6.9.09

Dayıcım...

Dün birbirimize sataşıp gülüşüyorduk. Bugün otopsi raporu elimde.

Cani “ayaklarına ateş etmek istedim” demiş ifadesinde. Ayaklarına isabet eden tek bir saçma bile yokmuş; öyle yazıyor raporda.

“Maktul” diyor dosyası, “merhum” diyor Türk Tabipler Odası. “Rahmetli” diyor dostları… Anneannem, dedem “oğlum” diyor, “babacım” diyor çocukları. “Dayıcım” diyorum ben… Anneannemin dedemin oğlu, annemin kardeşi, dayımın “gadeşi”, benim dayıcım maktul olamaz.

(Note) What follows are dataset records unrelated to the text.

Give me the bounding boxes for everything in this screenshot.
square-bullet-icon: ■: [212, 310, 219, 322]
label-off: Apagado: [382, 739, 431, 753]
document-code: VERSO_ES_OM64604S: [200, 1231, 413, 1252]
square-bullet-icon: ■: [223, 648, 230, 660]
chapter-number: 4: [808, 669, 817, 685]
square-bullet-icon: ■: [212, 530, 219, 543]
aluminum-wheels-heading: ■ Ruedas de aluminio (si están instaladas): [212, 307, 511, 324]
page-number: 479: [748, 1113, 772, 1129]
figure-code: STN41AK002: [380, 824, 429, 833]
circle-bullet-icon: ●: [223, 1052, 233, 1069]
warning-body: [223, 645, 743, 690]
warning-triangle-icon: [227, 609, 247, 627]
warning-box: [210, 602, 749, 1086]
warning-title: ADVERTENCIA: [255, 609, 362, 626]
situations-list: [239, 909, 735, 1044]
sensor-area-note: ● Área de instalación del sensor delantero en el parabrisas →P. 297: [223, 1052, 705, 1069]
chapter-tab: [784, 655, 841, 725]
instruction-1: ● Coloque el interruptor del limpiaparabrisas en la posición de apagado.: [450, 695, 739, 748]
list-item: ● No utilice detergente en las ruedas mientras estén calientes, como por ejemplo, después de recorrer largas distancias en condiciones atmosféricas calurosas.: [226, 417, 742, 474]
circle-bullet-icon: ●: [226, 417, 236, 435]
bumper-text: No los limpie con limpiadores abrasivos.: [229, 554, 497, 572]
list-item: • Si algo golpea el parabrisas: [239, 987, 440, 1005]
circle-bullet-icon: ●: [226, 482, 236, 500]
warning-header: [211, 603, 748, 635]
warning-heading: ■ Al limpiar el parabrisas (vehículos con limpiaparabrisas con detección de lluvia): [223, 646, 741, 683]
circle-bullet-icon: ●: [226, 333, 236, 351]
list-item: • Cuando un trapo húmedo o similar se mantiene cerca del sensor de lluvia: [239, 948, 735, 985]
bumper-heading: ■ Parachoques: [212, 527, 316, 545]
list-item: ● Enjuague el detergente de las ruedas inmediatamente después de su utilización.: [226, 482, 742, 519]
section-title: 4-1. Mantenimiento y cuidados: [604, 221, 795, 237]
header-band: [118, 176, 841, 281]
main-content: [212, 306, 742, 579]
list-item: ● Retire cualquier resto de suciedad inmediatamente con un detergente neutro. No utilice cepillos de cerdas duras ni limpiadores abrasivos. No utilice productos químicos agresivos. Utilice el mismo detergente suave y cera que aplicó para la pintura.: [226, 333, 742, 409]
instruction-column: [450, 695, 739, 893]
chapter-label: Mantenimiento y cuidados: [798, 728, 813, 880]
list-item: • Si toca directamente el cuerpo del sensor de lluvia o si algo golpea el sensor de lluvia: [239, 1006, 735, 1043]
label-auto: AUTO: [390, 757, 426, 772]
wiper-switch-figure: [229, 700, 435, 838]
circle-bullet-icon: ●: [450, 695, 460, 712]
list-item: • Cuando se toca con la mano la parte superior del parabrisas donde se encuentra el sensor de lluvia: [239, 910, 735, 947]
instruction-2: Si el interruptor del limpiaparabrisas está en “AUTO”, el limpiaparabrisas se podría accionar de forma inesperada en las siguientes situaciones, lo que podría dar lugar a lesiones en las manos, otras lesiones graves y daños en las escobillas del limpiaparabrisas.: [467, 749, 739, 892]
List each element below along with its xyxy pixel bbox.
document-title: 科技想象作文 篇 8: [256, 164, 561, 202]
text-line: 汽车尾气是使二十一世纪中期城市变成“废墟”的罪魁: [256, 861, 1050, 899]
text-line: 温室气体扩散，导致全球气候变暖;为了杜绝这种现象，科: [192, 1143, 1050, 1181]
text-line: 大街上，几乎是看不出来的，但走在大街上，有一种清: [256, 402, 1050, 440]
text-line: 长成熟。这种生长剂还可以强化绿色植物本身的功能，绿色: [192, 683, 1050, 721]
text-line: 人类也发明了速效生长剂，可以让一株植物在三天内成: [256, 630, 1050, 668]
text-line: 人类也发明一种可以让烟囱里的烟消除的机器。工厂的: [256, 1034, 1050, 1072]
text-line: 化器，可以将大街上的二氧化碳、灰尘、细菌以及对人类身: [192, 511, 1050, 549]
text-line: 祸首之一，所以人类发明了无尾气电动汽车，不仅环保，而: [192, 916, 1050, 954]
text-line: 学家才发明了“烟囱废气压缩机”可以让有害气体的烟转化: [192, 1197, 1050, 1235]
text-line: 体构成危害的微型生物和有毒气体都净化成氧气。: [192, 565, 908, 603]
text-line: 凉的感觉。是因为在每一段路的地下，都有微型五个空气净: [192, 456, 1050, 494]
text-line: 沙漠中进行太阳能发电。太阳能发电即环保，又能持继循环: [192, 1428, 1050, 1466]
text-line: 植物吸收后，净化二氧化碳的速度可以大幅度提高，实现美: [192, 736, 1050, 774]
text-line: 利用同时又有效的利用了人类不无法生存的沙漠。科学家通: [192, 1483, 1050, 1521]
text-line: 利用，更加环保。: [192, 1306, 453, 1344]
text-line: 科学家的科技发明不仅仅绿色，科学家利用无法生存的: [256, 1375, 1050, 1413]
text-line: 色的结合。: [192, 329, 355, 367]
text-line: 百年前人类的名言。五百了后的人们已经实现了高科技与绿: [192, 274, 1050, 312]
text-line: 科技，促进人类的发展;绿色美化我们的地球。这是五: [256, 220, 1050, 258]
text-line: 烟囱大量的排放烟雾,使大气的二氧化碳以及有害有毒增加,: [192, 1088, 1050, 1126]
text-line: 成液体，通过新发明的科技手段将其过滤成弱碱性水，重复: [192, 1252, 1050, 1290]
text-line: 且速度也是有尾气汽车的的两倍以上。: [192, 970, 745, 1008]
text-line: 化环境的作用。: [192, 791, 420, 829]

Çocuklarının babası melek olur, bulutlardan gülümser “ben iyiyim, cennetteyim” der çocuklarına… Kızı “babacığım, sen bir sürü insanı özlüyorsun, herkes tek bir kişiyi, seni özlüyor. Ağlamasınlar artık seni üzmesinler” der.

O kadar çok “keşke” var ki… Neyse ki biraz da “iyi ki” var.

İyi ki benim dayım olmuşsun; iyi ki sırdaşım, arkadaşım olmuşsun. İyi ki en son görüştüğümüzde sabaha kadar sohbet etmişiz. İyi ki sigara içtiğini teyzeme yumurtlamamışım.